Strategies for protecting the UK population against the health effects of indoor air pollution are constrained by the lack of empirical data on the impact of dwelling characteristics on exposure to air pollutants inside homes. Evidence is particularly limited over different seasons and by different housing typologies. This paper undertakes empirical measurements of indoor temperature, relative humidity (RH), carbon dioxide (CO2), particulate matter (PM)2.5, PM10 and volatile organic compounds (VOCs) (Isobutylene and EtOH) in the living rooms of 34 social housing dwellings located in Warwickshire (UK) during 2021-2022. Contextual data about the physical and household characteristics of the dwellings were gathered using in-person surveys. Results revealed that the effect of seasonality was apparent, with indoor air quality (IAQ) being particularly poor in winter. The seasonal discrepancy in ventilation practices was significant. Strong seasonal variations were observed in indoor temperature (ranging from 9°C to 37°C), with widespread overheating in summer and under heating prevalent in winter across the dwelling sample. The lowest mean wintertime indoor temperatures (17.7°C) and the highest mean summer indoor temperatures (25.7°C) were recorded in bungalows. RH levels remained stable across seasons and building typologies, averaging between 45% and 54%. Regardless of seasons or typologies, the concentrations of CO2 levels stayed above 900 ppm, indicating inadequate ventilation.
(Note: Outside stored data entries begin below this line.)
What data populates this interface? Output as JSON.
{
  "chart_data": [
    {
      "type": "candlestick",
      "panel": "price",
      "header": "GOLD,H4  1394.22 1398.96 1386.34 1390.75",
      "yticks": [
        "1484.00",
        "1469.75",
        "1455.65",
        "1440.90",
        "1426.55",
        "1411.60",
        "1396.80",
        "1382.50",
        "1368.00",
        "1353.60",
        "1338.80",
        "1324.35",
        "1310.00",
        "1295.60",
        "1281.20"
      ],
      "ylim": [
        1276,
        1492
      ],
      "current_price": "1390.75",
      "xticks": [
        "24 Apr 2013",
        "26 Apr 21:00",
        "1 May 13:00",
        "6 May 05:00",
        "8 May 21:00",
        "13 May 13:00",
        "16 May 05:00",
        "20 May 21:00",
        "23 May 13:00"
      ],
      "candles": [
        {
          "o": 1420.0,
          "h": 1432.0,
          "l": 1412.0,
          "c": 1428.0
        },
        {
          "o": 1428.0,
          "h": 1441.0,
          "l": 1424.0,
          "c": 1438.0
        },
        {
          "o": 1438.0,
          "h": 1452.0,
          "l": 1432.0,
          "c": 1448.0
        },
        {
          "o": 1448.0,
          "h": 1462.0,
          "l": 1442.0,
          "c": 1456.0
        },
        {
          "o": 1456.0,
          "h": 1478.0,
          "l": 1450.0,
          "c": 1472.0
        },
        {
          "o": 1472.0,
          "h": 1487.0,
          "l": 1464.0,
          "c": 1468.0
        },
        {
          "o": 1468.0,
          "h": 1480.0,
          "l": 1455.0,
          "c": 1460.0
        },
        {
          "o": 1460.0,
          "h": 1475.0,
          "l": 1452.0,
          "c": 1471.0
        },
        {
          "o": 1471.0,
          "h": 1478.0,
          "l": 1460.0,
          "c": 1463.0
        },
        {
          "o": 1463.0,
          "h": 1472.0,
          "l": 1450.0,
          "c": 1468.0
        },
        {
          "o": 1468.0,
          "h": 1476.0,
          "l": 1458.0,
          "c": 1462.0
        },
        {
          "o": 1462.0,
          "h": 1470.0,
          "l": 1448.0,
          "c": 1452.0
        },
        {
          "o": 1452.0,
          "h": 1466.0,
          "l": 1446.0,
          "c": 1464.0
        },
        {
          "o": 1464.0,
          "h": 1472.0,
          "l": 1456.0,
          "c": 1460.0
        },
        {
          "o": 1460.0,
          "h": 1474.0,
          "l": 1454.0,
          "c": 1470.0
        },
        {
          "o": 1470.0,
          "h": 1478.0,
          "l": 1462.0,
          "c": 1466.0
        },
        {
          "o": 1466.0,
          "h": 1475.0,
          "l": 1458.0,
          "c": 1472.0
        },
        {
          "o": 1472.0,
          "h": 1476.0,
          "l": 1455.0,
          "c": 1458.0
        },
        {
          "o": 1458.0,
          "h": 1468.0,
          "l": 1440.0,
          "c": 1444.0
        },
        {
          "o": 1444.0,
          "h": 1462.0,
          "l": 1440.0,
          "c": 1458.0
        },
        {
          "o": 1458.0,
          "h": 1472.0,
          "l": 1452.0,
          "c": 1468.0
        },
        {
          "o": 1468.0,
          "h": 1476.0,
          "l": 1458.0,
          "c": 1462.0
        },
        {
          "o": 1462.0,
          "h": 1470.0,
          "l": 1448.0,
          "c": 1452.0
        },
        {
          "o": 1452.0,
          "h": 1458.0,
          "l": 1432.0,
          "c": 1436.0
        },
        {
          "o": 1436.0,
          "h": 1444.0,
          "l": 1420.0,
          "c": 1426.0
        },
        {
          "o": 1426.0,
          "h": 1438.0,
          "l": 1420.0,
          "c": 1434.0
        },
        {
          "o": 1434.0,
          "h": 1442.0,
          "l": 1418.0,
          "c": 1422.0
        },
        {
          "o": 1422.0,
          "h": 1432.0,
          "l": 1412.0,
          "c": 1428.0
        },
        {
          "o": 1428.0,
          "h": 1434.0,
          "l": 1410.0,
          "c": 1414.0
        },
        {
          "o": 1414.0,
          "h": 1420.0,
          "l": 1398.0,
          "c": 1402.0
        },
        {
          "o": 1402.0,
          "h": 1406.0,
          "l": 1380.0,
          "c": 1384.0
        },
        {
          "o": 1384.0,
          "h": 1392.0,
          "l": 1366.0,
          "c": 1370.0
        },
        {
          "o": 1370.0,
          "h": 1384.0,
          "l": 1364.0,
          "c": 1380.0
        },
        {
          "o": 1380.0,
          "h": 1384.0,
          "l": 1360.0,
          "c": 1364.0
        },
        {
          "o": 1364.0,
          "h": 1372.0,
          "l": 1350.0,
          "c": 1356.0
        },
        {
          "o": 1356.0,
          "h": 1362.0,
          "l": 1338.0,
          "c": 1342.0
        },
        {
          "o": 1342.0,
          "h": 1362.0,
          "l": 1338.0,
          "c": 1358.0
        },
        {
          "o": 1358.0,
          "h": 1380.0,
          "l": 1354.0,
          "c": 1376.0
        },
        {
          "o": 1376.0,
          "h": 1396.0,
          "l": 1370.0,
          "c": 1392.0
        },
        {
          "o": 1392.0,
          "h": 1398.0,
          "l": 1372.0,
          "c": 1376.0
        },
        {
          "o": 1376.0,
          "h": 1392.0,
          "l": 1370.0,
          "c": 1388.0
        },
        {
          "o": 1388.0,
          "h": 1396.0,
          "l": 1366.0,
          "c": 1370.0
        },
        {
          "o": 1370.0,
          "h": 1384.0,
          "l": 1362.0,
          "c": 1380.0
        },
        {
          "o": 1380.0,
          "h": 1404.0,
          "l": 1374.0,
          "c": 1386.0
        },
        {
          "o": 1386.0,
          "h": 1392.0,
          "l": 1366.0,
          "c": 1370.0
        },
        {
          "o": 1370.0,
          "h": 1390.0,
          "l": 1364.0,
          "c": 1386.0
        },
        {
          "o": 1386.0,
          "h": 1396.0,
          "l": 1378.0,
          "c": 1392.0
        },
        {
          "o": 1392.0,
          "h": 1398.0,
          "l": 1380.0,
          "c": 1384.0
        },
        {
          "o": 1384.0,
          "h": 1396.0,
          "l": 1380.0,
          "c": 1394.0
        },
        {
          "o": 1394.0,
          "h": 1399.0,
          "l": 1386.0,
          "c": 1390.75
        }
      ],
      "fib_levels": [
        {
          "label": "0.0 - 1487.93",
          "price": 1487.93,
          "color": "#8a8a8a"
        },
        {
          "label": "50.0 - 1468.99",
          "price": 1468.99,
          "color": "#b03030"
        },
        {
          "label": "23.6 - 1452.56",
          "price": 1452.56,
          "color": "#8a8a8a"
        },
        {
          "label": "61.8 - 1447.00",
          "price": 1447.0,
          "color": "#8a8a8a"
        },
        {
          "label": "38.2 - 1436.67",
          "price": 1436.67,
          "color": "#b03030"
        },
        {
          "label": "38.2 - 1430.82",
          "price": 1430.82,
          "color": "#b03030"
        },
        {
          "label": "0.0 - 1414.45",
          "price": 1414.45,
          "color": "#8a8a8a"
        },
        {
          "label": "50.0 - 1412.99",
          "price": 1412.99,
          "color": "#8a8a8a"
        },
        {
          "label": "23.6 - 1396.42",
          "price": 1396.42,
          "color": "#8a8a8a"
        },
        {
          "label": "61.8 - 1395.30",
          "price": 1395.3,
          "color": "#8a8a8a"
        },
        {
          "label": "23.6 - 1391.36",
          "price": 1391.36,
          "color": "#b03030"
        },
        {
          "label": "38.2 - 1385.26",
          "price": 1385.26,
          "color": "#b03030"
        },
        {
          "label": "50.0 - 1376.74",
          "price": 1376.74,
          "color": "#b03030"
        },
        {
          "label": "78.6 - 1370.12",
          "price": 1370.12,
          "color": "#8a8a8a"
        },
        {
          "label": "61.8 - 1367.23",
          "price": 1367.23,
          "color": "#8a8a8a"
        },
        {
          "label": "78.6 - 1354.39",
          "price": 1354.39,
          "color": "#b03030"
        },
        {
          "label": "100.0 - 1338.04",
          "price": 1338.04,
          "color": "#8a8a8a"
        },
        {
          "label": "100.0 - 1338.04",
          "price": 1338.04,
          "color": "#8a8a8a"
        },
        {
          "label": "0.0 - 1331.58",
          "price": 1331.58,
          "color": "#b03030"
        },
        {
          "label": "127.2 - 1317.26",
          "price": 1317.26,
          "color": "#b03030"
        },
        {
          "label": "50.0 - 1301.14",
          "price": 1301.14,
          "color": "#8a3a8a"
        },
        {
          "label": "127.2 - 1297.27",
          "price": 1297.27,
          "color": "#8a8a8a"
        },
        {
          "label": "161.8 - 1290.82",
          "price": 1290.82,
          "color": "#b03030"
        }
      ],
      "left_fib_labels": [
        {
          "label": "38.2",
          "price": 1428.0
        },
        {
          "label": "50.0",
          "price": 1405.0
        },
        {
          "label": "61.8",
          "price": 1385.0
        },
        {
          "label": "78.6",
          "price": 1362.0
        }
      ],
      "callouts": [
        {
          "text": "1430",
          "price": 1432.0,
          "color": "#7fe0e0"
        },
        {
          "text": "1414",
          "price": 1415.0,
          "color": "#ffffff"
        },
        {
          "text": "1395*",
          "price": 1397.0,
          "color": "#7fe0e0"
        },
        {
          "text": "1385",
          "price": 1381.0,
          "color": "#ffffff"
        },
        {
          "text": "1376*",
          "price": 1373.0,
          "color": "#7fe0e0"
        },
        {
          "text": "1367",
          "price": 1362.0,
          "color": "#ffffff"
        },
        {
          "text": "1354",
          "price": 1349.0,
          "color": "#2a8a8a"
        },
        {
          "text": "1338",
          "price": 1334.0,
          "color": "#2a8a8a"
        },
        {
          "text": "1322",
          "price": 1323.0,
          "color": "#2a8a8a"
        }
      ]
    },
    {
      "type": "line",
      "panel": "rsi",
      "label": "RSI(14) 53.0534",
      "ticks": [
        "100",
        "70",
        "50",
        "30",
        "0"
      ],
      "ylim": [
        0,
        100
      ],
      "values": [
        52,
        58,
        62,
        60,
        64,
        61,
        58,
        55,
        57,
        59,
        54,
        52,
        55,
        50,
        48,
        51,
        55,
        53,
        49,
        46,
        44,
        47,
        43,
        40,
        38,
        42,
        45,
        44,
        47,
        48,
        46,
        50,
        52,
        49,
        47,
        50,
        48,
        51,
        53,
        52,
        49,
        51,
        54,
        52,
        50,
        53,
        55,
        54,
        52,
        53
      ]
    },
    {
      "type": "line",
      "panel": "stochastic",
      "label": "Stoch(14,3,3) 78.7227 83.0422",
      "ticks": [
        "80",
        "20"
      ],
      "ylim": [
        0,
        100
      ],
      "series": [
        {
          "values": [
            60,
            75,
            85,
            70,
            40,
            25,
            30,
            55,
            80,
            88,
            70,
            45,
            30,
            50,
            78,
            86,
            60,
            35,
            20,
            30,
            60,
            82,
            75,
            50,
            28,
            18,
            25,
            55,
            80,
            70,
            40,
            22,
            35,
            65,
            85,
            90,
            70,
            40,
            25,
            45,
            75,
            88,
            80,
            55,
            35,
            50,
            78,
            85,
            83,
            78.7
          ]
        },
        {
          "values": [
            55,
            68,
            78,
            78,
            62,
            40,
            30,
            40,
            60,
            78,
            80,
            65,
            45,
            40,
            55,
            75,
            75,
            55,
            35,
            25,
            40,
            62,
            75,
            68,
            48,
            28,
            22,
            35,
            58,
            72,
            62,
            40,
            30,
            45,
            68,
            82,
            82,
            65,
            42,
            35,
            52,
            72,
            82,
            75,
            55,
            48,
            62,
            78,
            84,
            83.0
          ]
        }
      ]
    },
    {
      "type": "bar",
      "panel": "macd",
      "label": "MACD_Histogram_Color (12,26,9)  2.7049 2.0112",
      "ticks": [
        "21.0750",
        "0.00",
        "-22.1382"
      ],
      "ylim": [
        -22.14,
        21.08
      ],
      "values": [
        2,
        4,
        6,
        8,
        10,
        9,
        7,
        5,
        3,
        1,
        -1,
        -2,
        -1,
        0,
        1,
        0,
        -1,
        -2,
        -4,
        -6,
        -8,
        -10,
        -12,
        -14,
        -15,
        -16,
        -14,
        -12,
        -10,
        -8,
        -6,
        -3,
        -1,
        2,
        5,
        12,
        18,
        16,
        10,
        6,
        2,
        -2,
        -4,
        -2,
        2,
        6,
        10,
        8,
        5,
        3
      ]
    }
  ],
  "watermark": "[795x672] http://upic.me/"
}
CO2 concentrations were found to be particularly higher across bungalows inhabited continuously by elderly residents, while high PM concentrations of 100 µg/m3 and above were experienced in terraced dwellings, exceeding the WHO limits of 15 µg/m3 for PM2.5 and 45 µg/m3 for PM10. This was possibly due to residents’ indoor activities such as smoking and cooking, confounded by poor ventilation. About 12 out of 34 dwellings experienced mean VOCs levels higher than the sample means of 0.95 ppm (EtOH) and 0.11 ppm (Isobutylene). Given that these dwellings are likely to be energy retrofitted in the near future, it is vital that trends in IAQ are used to inform the retrofit measures, especially regarding adequate ventilation alongside insulation.